The Missouri Association of Prosecuting Attorneys, the Missouri Fraternal Order of Police, and the Missouri Police Chiefs Association have all signed on in support of Attorney General Schmitt’s action.

The Attorney General’s Office contends that the “proposed consent judgment – by requiring a public defender’s office to refuse cases when an attorney in the office’s caseload exceeds 40 hours per week” is in direct contradiction with Missouri law and upends the General Assembly’s intent to ensure that indigent citizens are provided with adequate representation.
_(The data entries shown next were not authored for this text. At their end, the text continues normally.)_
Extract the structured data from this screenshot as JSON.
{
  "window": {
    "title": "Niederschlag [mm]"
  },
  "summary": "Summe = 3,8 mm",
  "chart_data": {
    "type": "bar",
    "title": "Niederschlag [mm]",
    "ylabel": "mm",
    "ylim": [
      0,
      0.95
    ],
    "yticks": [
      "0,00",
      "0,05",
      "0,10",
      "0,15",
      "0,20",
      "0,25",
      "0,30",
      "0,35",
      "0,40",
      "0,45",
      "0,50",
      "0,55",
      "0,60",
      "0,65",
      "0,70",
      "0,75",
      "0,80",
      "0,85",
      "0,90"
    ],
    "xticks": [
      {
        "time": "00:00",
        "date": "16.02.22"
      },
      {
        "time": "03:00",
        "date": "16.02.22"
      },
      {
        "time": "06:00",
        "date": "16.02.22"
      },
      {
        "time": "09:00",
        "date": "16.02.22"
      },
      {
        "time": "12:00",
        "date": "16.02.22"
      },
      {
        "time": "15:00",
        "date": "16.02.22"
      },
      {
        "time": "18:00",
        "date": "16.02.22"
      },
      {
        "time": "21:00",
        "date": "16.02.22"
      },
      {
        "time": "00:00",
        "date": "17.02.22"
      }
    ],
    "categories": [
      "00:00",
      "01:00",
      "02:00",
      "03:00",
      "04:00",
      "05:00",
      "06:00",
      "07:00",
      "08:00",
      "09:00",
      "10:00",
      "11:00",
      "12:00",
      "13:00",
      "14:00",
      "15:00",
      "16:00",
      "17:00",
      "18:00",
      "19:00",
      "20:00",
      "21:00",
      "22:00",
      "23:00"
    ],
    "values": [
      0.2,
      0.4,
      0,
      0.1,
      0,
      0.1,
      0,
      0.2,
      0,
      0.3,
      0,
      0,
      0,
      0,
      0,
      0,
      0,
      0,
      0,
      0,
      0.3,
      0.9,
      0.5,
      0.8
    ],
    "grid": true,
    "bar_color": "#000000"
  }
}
In addition, the motion to intervene reads, “Under the proposed consent judgment, prosecutors may be asked to eliminate incarceration as a possible sentence in criminal proceedings. Courts may be required to entirely dismiss criminal cases. Individuals accused of some of the most serious felonies in Missouri – rape, kidnapping, armed robbery – may walk free without undergoing a trial because a public defender’s office will refuse to take any cases that will require an attorney to work more than 40 hours per week.”

Lastly, the motion argues, “the very terms in the proposed consent judgment undermine Missouri statutes that already provide mechanisms for the very situation supposedly warranting sweeping changes to Missouri’s criminal justice system.”